À Mâcon, une reproduction miniature de la maison de bois va voir le jour. Sa fabrication allie les technologies modernes de scan et d'impression 3D et celle plus traditionnelle du bronze. Ce projet à destination des personnes en situation de handicap visuel mettra à portée de toutes les mains ce monument incontournable de la ville.
Sur la place aux herbes de Mâcon, il faut lever le nez pour profiter des détails et sculptures grivoises qui ornent la maison de bois. Mais la hauteur du bâtiment du XVIe siècle et l'aménagement urbain ne permettent pas toujours de distinguer la richesse des façades dans son ensemble.
En plus de son architecture devenue précieuse dans le paysage mâconnais, nombre de miniatures parsèment la bâtisse. Et une observation attentive finit toujours par nous faire découvrir une pièce comique, voire irrévérencieuse, un autre patrimoine dont tout le monde devrait pouvoir profiter.
C'est en tout cas l'avis de Monique et Marie-Claude, deux bénévoles de l'association Valentin Haüy, association qui œuvre pour l'inclusion des personnes souffrant d'handicap visuel. C'est au sein de leur comité local qu'elles émettent l'idée d'une reproduction tactile des gravures de la maison de bois.
Un projet ambitieux...
L'association propose à la mairie de Mâcon de produire une "maquette tactile" des façades qui pourra s'inscrire dans la réfection de la place aux herbes.

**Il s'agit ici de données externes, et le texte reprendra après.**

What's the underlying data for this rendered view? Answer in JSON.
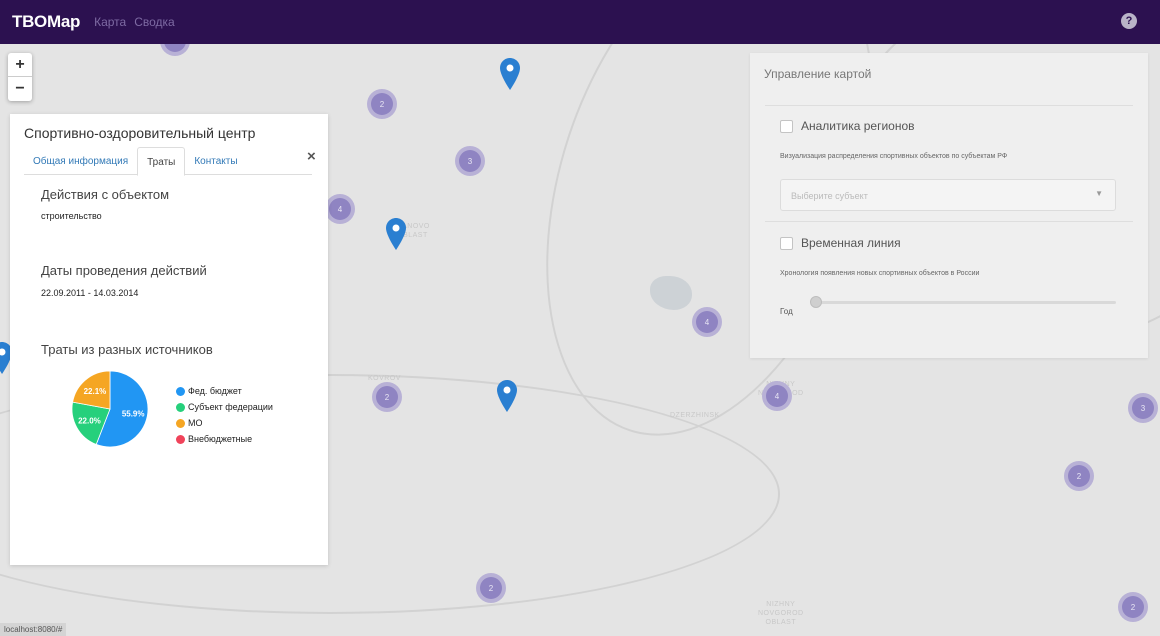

Le projet est pris en charge par un membre de l'association à Lyon, Rémy Closset qui connaît depuis toujours la maison de bois. Architecte à la retraite, lui-même atteint d'un handicap visuel, il est le géniteur de près de 200 peintures en bas relief, un spécialiste de la modélisation 3D à destination du toucher.
"Mon objectif est de reproduire fidèlement les façades ainsi que deux miniatures qui iront sur un pupitre devant le bâtiment", explique Rémy Closset. Cet aménagement urbain et culturel permettrait à tous, valides comme malvoyants, de découvrir certains détails du bâtiment, guidés par un texte et sa traduction en braille.
La mairie accepte le projet et Rémy Closset en parle à Pierre Meyrignac, le directeur de SolideXpress. Cette société bourguignonne spécialisée dans la 3d suit Rémy Closset dans ses travaux depuis le début en imprimant ses modélisations de peintures en relief.
C'est le plus gros objet que nous ayons eu à numériser avec cette technologie, une véritable prouesse au vu des détails.
Pierre Meyrignac, directeur de SolideXpress
Pierre Meyrignac décide d'utiliser une technologie dernier cri, un scanner portatif Artec Leo qui permet d'avoir le sujet sous tous les angles avec une précision révolutionnaire de 0.1 mm. Il passera près d'une journée à "prendre en photo" la totalité des deux façades depuis une nacelle pour en obtenir une reproduction numérique absolument exacte.
Après des heures de traitement par des ordinateurs surpuissants, Rémy Closset doit encore "nettoyer" le modèle numérique, enlever les détails parasites comme les câbles le long des murs. Viendra ensuite la phase d'impression 3D dans les locaux de SolideXpress par l'équipe de Pierre Meyrignac. Ce modèle numérique de la maison de bois est aussi donné à la mairie de Mâcon sous forme de plan qui pourra être archivé, première sauvegarde architecturale du bâtiment.
... mais un projet long
L'œuvre exposée ne devra souffrir ni des intempéries ni des millions de mains qui la manipuleront. C'est donc ensuite chez un artiste fondeur de Chissey-les-Mâcon qu'iront les pièces imprimées en 3D. Le sculpteur de l'atelier de la treille, Thierry Goury créera à partir d'elles des moules pour y couler du bronze et obtenir les pièces finales.
On part d'une photographie pour arriver à un volume en bronze aux détails réalistes. Ce projet va au-delà de l'accessibilité aux malvoyants, il rend visible par tous des choses qu'on ne remarque pas d'habitude.
Thierry Goury, artiste sculpteur à l'atelier de la treille
Le pupitre qui accueillera ces reproductions de la maison de bois est quant à lui en cours d'élaboration dans les bureaux d'études et de programmation urbaine de la ville de Mâcon. Une réunion publique de consultation sera organisée le 11 octobre pour présenter le projet aux usagers de la place aux herbes.
Mais en attendant l'inauguration du projet, il sera possible de visiter le Tactile Tour à Mâcon du 4 au 18 octobre au musée des Ursulines. Cette exposition itinérante de l'association Valentin Haüy vous proposera de découvrir des œuvres picturales par le toucher grâce à des retranscriptions en sculptures 3D, une exposition initialement à destination des malvoyants, mais enrichissante pour tous. Les objets qui y sont présentés sont le résultat d'une précédente collaboration entre Rémy Closset et SolideXpress.